ABSTRACT

Matters which cannot be unambiguously described and expressed in words often prove to be the most important for humanity. Such is the case with religion, which eludes research and precise definitions. At the beginning of the last century, it was acknowledged to be a “relic” gradually disappearing from the life of society under the pressure of modernization. This approach began to change by the end of the 1970s. The “return” of religion to politics first drew attention in the Middle East, where after the so-called Six-Day War (1967), members of the Palestinian Liberation Organization more and more frequently stressed the religious dimension of their fight against Israel and began to call the suicide bombers religious martyrs (shahids). Another important signal was the Iranian Revolution of 1979 as a result of which Shahanshah Reza Pahlavi was overthrown and Shiite clergy took power, transforming Iran into a theocratic state. Religion also figured in the war in Afghanistan (1979-89), where the conflict with the Soviet Union took on the tone of an international jihad and the final withdrawal of the USSR’s armed forces was perceived by the Islamic world as a symbolic victory of the faith-fighters (mujahedin) over what was at the time a superpower.
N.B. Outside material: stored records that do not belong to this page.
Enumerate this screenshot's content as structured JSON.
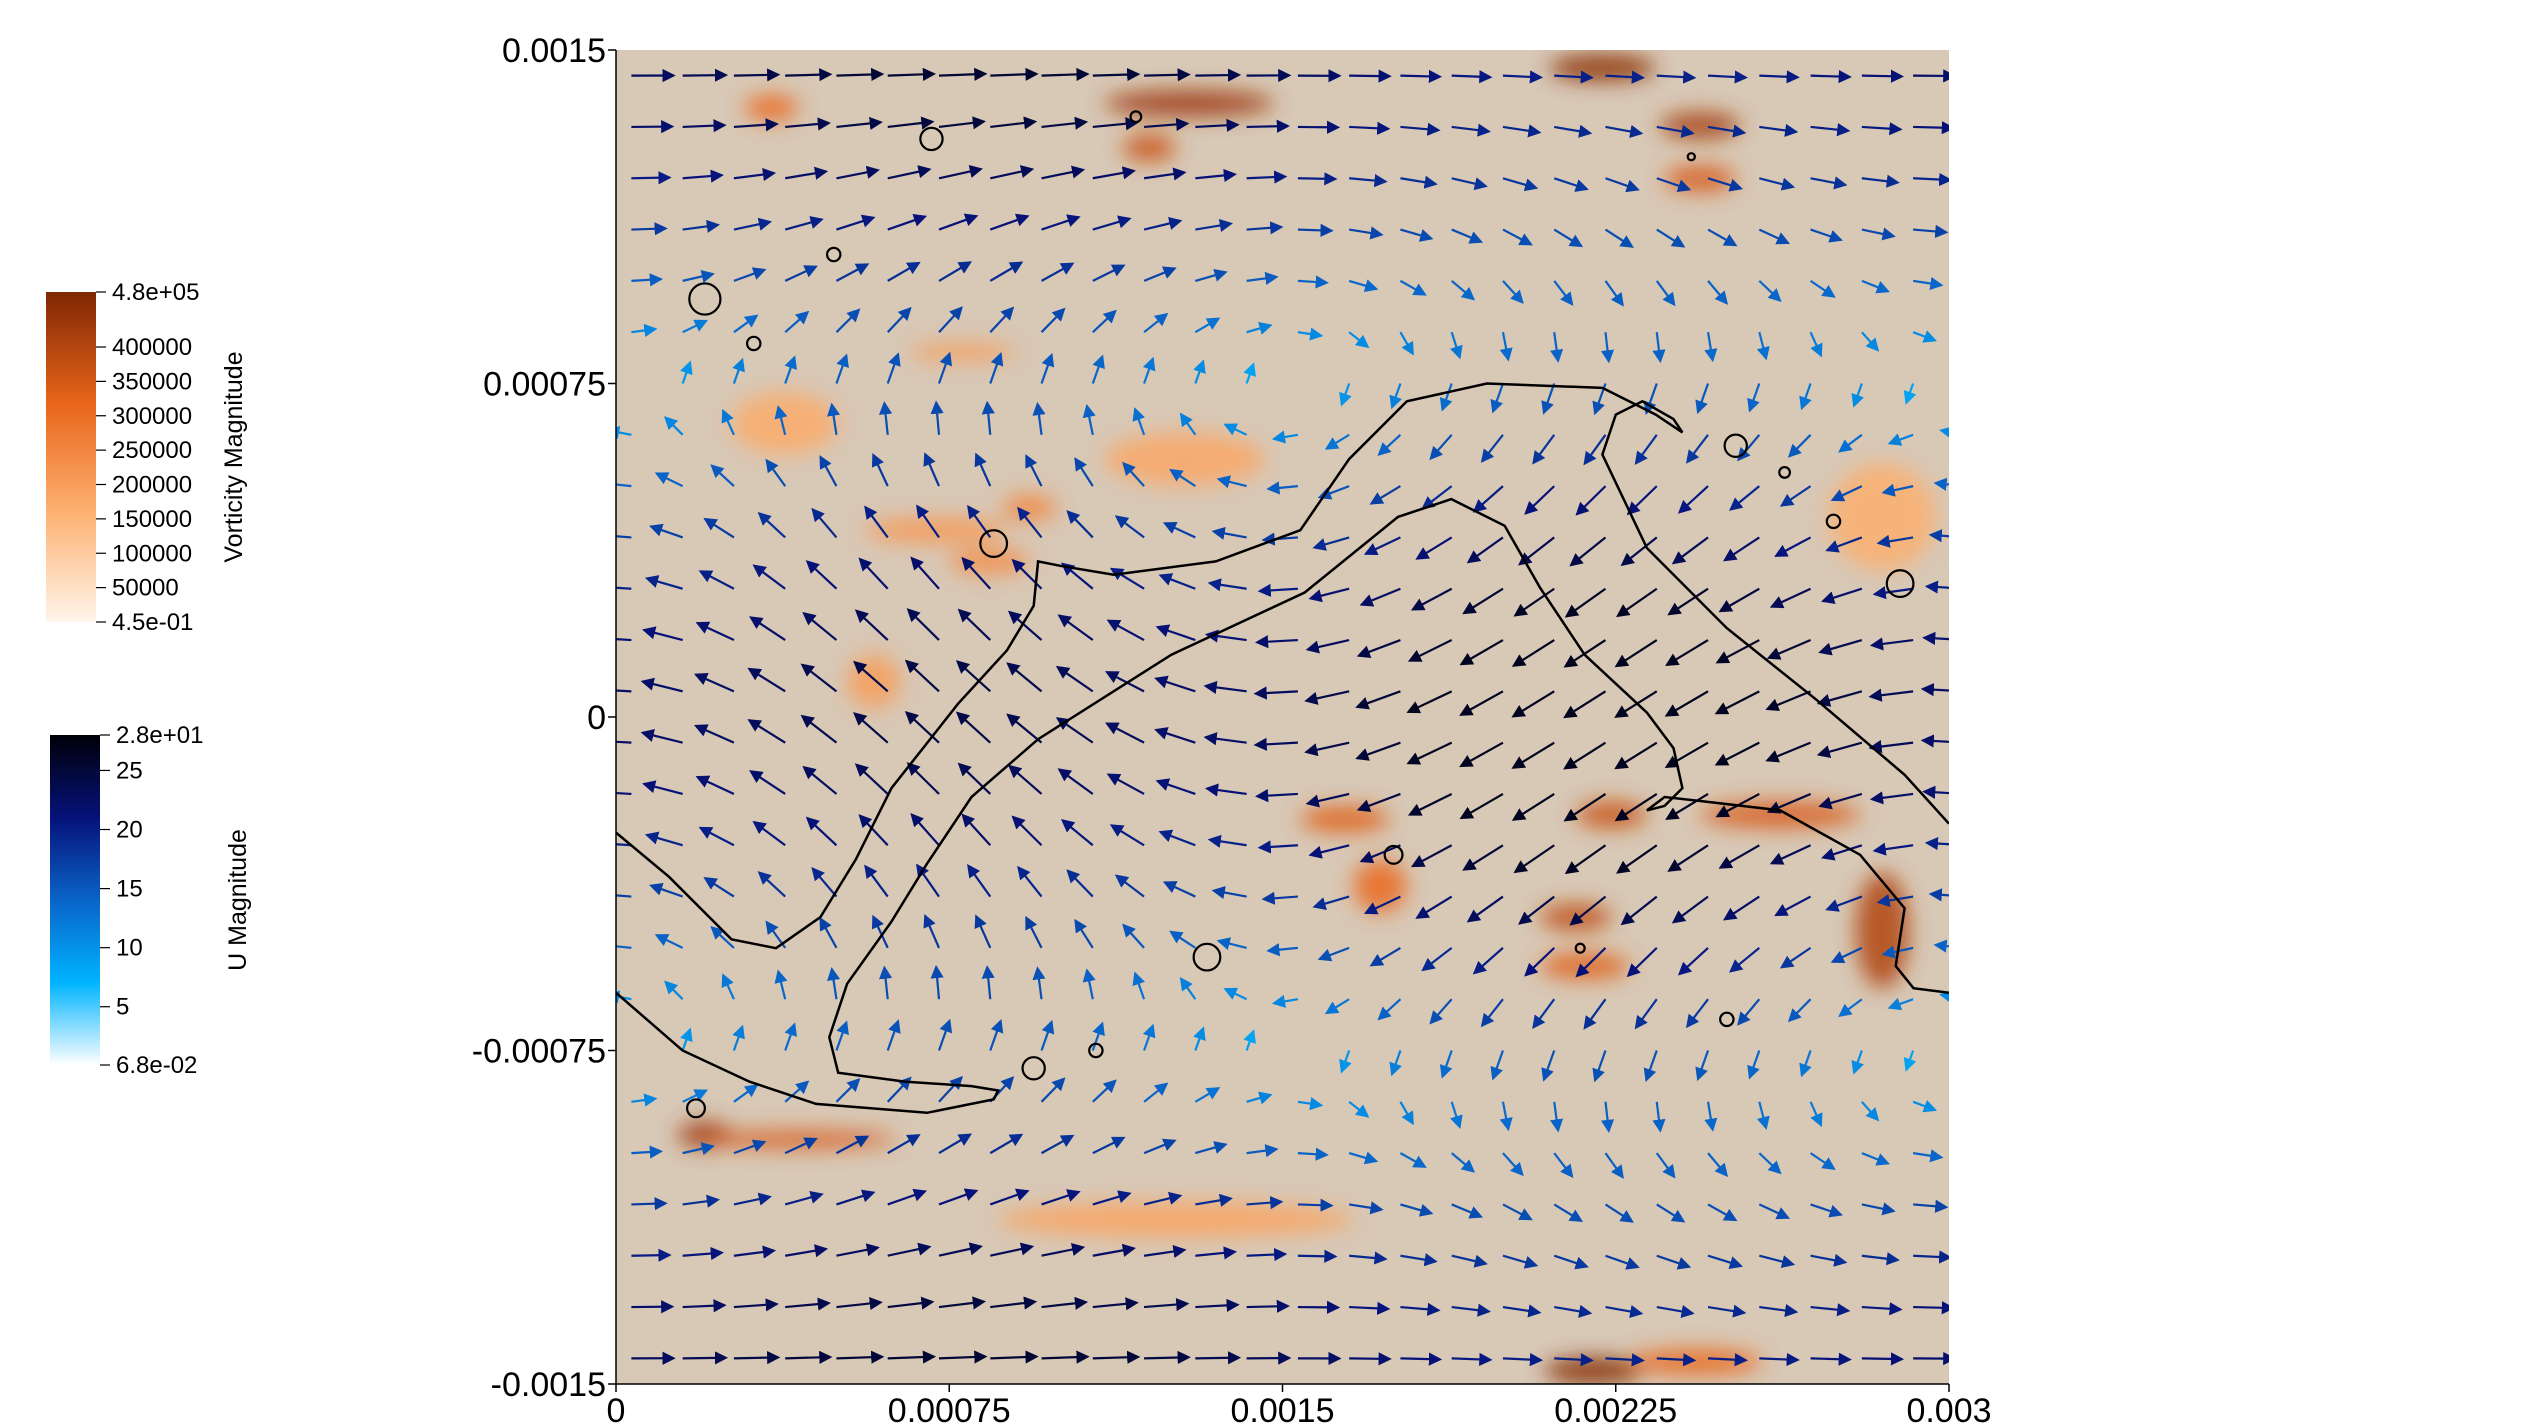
{
  "chart_data": {
    "type": "heatmap",
    "title": "",
    "xlabel": "",
    "ylabel": "",
    "xlim": [
      0,
      0.003
    ],
    "ylim": [
      -0.0015,
      0.0015
    ],
    "x_ticks": [
      {
        "value": 0,
        "label": "0"
      },
      {
        "value": 0.00075,
        "label": "0.00075"
      },
      {
        "value": 0.0015,
        "label": "0.0015"
      },
      {
        "value": 0.00225,
        "label": "0.00225"
      },
      {
        "value": 0.003,
        "label": "0.003"
      }
    ],
    "y_ticks": [
      {
        "value": 0.0015,
        "label": "0.0015"
      },
      {
        "value": 0.00075,
        "label": "0.00075"
      },
      {
        "value": 0,
        "label": "0"
      },
      {
        "value": -0.00075,
        "label": "-0.00075"
      },
      {
        "value": -0.0015,
        "label": "-0.0015"
      }
    ],
    "grid": false,
    "background_color": "#d8c8b6",
    "colorbars": [
      {
        "title": "Vorticity Magnitude",
        "range": [
          0.45,
          480000
        ],
        "colors": [
          "#fff5eb",
          "#fdb171",
          "#e8641a",
          "#7f2704"
        ],
        "labels": [
          {
            "value": 480000,
            "label": "4.8e+05"
          },
          {
            "value": 400000,
            "label": "400000"
          },
          {
            "value": 350000,
            "label": "350000"
          },
          {
            "value": 300000,
            "label": "300000"
          },
          {
            "value": 250000,
            "label": "250000"
          },
          {
            "value": 200000,
            "label": "200000"
          },
          {
            "value": 150000,
            "label": "150000"
          },
          {
            "value": 100000,
            "label": "100000"
          },
          {
            "value": 50000,
            "label": "50000"
          },
          {
            "value": 0.45,
            "label": "4.5e-01"
          }
        ]
      },
      {
        "title": "U Magnitude",
        "range": [
          0.068,
          28
        ],
        "colors": [
          "#ffffff",
          "#00b4ff",
          "#0a64c8",
          "#06127a",
          "#000008"
        ],
        "labels": [
          {
            "value": 28,
            "label": "2.8e+01"
          },
          {
            "value": 25,
            "label": "25"
          },
          {
            "value": 20,
            "label": "20"
          },
          {
            "value": 15,
            "label": "15"
          },
          {
            "value": 10,
            "label": "10"
          },
          {
            "value": 5,
            "label": "5"
          },
          {
            "value": 0.068,
            "label": "6.8e-02"
          }
        ]
      }
    ],
    "vorticity_patches": [
      {
        "x": 0.00035,
        "y": 0.00137,
        "rx": 6e-05,
        "ry": 3e-05,
        "value": 250000
      },
      {
        "x": 0.00129,
        "y": 0.00138,
        "rx": 0.00019,
        "ry": 3e-05,
        "value": 420000
      },
      {
        "x": 0.0012,
        "y": 0.00128,
        "rx": 6e-05,
        "ry": 3e-05,
        "value": 330000
      },
      {
        "x": 0.00222,
        "y": 0.00146,
        "rx": 0.00012,
        "ry": 3e-05,
        "value": 460000
      },
      {
        "x": 0.00244,
        "y": 0.00133,
        "rx": 9e-05,
        "ry": 3e-05,
        "value": 400000
      },
      {
        "x": 0.00244,
        "y": 0.00121,
        "rx": 8e-05,
        "ry": 3e-05,
        "value": 300000
      },
      {
        "x": 0.00078,
        "y": 0.00082,
        "rx": 0.00012,
        "ry": 2e-05,
        "value": 110000
      },
      {
        "x": 0.00128,
        "y": 0.00058,
        "rx": 0.00018,
        "ry": 6e-05,
        "value": 80000
      },
      {
        "x": 0.00072,
        "y": 0.00042,
        "rx": 0.00016,
        "ry": 3e-05,
        "value": 120000
      },
      {
        "x": 0.00084,
        "y": 0.00035,
        "rx": 9e-05,
        "ry": 3e-05,
        "value": 150000
      },
      {
        "x": 0.00058,
        "y": 8e-05,
        "rx": 6e-05,
        "ry": 6e-05,
        "value": 110000
      },
      {
        "x": 0.00093,
        "y": 0.00047,
        "rx": 6e-05,
        "ry": 3e-05,
        "value": 170000
      },
      {
        "x": 0.00164,
        "y": -0.00023,
        "rx": 0.0001,
        "ry": 3e-05,
        "value": 280000
      },
      {
        "x": 0.00172,
        "y": -0.00038,
        "rx": 6e-05,
        "ry": 6e-05,
        "value": 250000
      },
      {
        "x": 0.00216,
        "y": -0.00045,
        "rx": 8e-05,
        "ry": 3e-05,
        "value": 350000
      },
      {
        "x": 0.00218,
        "y": -0.00056,
        "rx": 0.0001,
        "ry": 3e-05,
        "value": 280000
      },
      {
        "x": 0.00224,
        "y": -0.00022,
        "rx": 8e-05,
        "ry": 3e-05,
        "value": 330000
      },
      {
        "x": 0.00262,
        "y": -0.00022,
        "rx": 0.00018,
        "ry": 3e-05,
        "value": 300000
      },
      {
        "x": 0.00285,
        "y": -0.00048,
        "rx": 6e-05,
        "ry": 0.00013,
        "value": 380000
      },
      {
        "x": 0.0002,
        "y": -0.00094,
        "rx": 6e-05,
        "ry": 3e-05,
        "value": 420000
      },
      {
        "x": 0.00041,
        "y": -0.00095,
        "rx": 0.00022,
        "ry": 2e-05,
        "value": 300000
      },
      {
        "x": 0.00126,
        "y": -0.00113,
        "rx": 0.0004,
        "ry": 4e-05,
        "value": 90000
      },
      {
        "x": 0.0022,
        "y": -0.00147,
        "rx": 0.00011,
        "ry": 3e-05,
        "value": 470000
      },
      {
        "x": 0.00243,
        "y": -0.00145,
        "rx": 0.00015,
        "ry": 3e-05,
        "value": 250000
      },
      {
        "x": 0.00038,
        "y": 0.00066,
        "rx": 0.00012,
        "ry": 7e-05,
        "value": 70000
      },
      {
        "x": 0.00285,
        "y": 0.00045,
        "rx": 0.00012,
        "ry": 0.00012,
        "value": 60000
      }
    ],
    "contours": [
      [
        [
          0,
          -0.00026
        ],
        [
          0.00012,
          -0.00036
        ],
        [
          0.00026,
          -0.0005
        ],
        [
          0.00036,
          -0.00052
        ],
        [
          0.00046,
          -0.00045
        ],
        [
          0.00054,
          -0.00032
        ],
        [
          0.00062,
          -0.00016
        ],
        [
          0.00077,
          3e-05
        ],
        [
          0.00088,
          0.00015
        ],
        [
          0.00094,
          0.00025
        ],
        [
          0.00095,
          0.00035
        ],
        [
          0.001,
          0.00034
        ],
        [
          0.00112,
          0.00032
        ],
        [
          0.00135,
          0.00035
        ],
        [
          0.00154,
          0.00042
        ],
        [
          0.00165,
          0.00058
        ],
        [
          0.00178,
          0.00071
        ],
        [
          0.00196,
          0.00075
        ],
        [
          0.00222,
          0.00074
        ],
        [
          0.00234,
          0.00068
        ],
        [
          0.0024,
          0.00064
        ],
        [
          0.00238,
          0.00067
        ],
        [
          0.00231,
          0.00071
        ],
        [
          0.00225,
          0.00068
        ],
        [
          0.00222,
          0.00059
        ],
        [
          0.00232,
          0.00038
        ],
        [
          0.0025,
          0.0002
        ],
        [
          0.0027,
          4e-05
        ],
        [
          0.0029,
          -0.00013
        ],
        [
          0.003,
          -0.00024
        ]
      ],
      [
        [
          0,
          -0.00062
        ],
        [
          0.00015,
          -0.00075
        ],
        [
          0.0003,
          -0.00082
        ],
        [
          0.00045,
          -0.00087
        ],
        [
          0.0007,
          -0.00089
        ],
        [
          0.00085,
          -0.00086
        ],
        [
          0.00086,
          -0.00084
        ],
        [
          0.0008,
          -0.00083
        ],
        [
          0.00065,
          -0.00082
        ],
        [
          0.0005,
          -0.0008
        ],
        [
          0.00048,
          -0.00072
        ],
        [
          0.00052,
          -0.0006
        ],
        [
          0.00062,
          -0.00046
        ],
        [
          0.0007,
          -0.00033
        ],
        [
          0.0008,
          -0.00018
        ],
        [
          0.00095,
          -5e-05
        ],
        [
          0.00125,
          0.00014
        ],
        [
          0.00155,
          0.00028
        ],
        [
          0.00176,
          0.00045
        ],
        [
          0.00188,
          0.00049
        ],
        [
          0.002,
          0.00043
        ],
        [
          0.00208,
          0.00029
        ],
        [
          0.00218,
          0.00014
        ],
        [
          0.00232,
          1e-05
        ],
        [
          0.00238,
          -7e-05
        ],
        [
          0.0024,
          -0.00016
        ],
        [
          0.00236,
          -0.0002
        ],
        [
          0.00232,
          -0.00021
        ],
        [
          0.00236,
          -0.00018
        ],
        [
          0.00245,
          -0.00019
        ],
        [
          0.00262,
          -0.00021
        ],
        [
          0.0028,
          -0.00031
        ],
        [
          0.0029,
          -0.00043
        ],
        [
          0.00288,
          -0.00056
        ],
        [
          0.00292,
          -0.00061
        ],
        [
          0.003,
          -0.00062
        ]
      ]
    ],
    "small_contours": [
      {
        "x": 0.00071,
        "y": 0.0013,
        "r": 2.5e-05
      },
      {
        "x": 0.00117,
        "y": 0.00135,
        "r": 1.2e-05
      },
      {
        "x": 0.00242,
        "y": 0.00126,
        "r": 8e-06
      },
      {
        "x": 0.00049,
        "y": 0.00104,
        "r": 1.5e-05
      },
      {
        "x": 0.0002,
        "y": 0.00094,
        "r": 3.5e-05
      },
      {
        "x": 0.00031,
        "y": 0.00084,
        "r": 1.5e-05
      },
      {
        "x": 0.00085,
        "y": 0.00039,
        "r": 3e-05
      },
      {
        "x": 0.00252,
        "y": 0.00061,
        "r": 2.5e-05
      },
      {
        "x": 0.00263,
        "y": 0.00055,
        "r": 1.2e-05
      },
      {
        "x": 0.00274,
        "y": 0.00044,
        "r": 1.5e-05
      },
      {
        "x": 0.00289,
        "y": 0.0003,
        "r": 3e-05
      },
      {
        "x": 0.00175,
        "y": -0.00031,
        "r": 2e-05
      },
      {
        "x": 0.00133,
        "y": -0.00054,
        "r": 3e-05
      },
      {
        "x": 0.00217,
        "y": -0.00052,
        "r": 1e-05
      },
      {
        "x": 0.0025,
        "y": -0.00068,
        "r": 1.5e-05
      },
      {
        "x": 0.00094,
        "y": -0.00079,
        "r": 2.5e-05
      },
      {
        "x": 0.00108,
        "y": -0.00075,
        "r": 1.5e-05
      },
      {
        "x": 0.00018,
        "y": -0.00088,
        "r": 2e-05
      }
    ]
  }
}
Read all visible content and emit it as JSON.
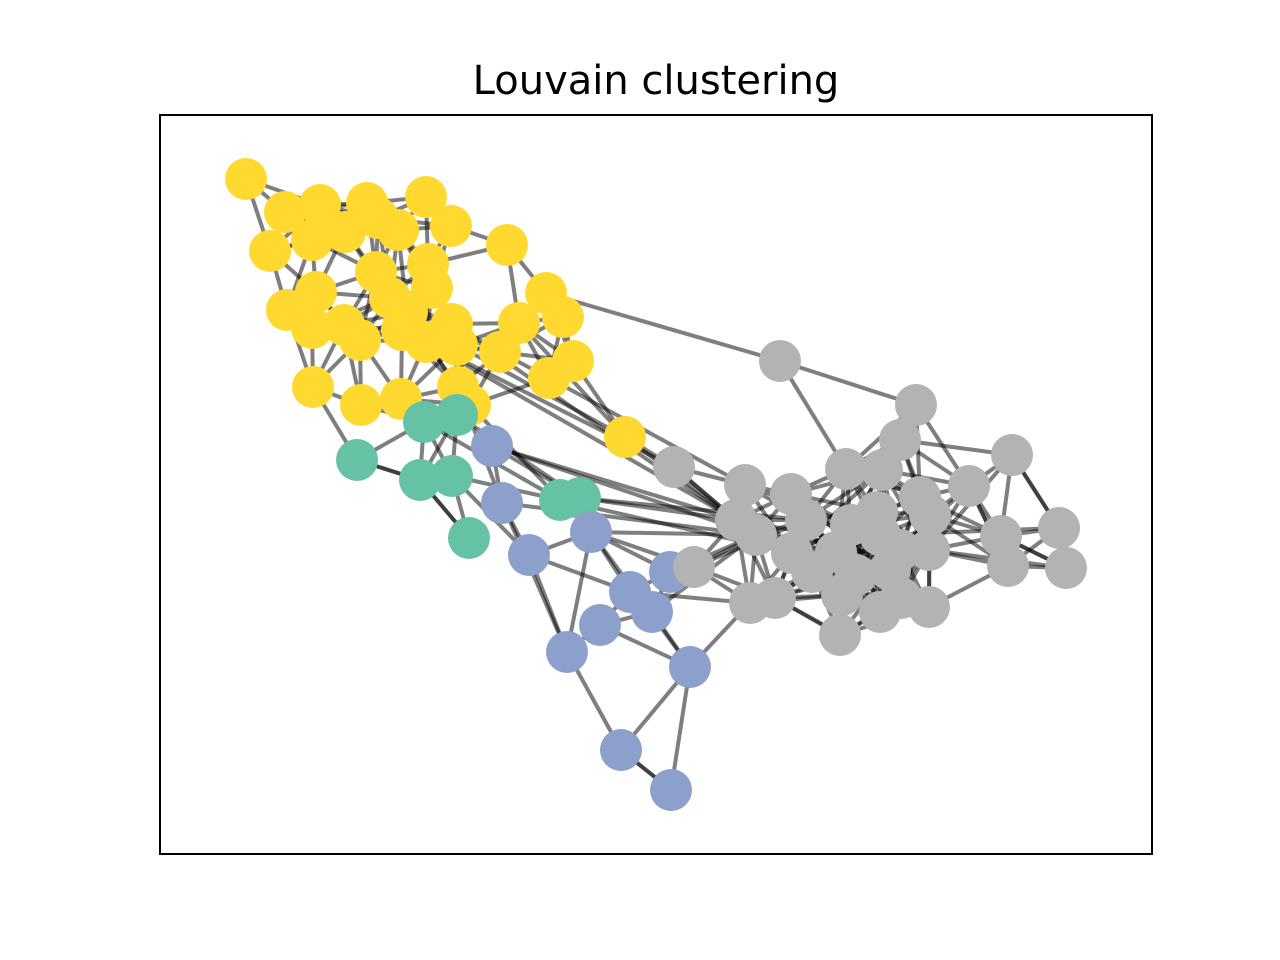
{
  "title": "Louvain clustering",
  "colors": {
    "edge": "#000000",
    "frame": "#000000",
    "clusters": {
      "yellow": "#ffd92f",
      "teal": "#66c2a5",
      "blue": "#8da0cb",
      "gray": "#b3b3b3"
    }
  }
}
Gilles Kepel called this clear manifestation of the religious factor in international relations “the revenge of God”, who returned to politics in defiance of proclamations of the inevitable end of religious influences. At the beginning of the twenty-firstcentury, fewer and fewer political scientists, sociologists and specialists in religious studies question the growing importance of the religious factor in politics – both as a premise of decisions undertaken by states, as well as an instrument used by them.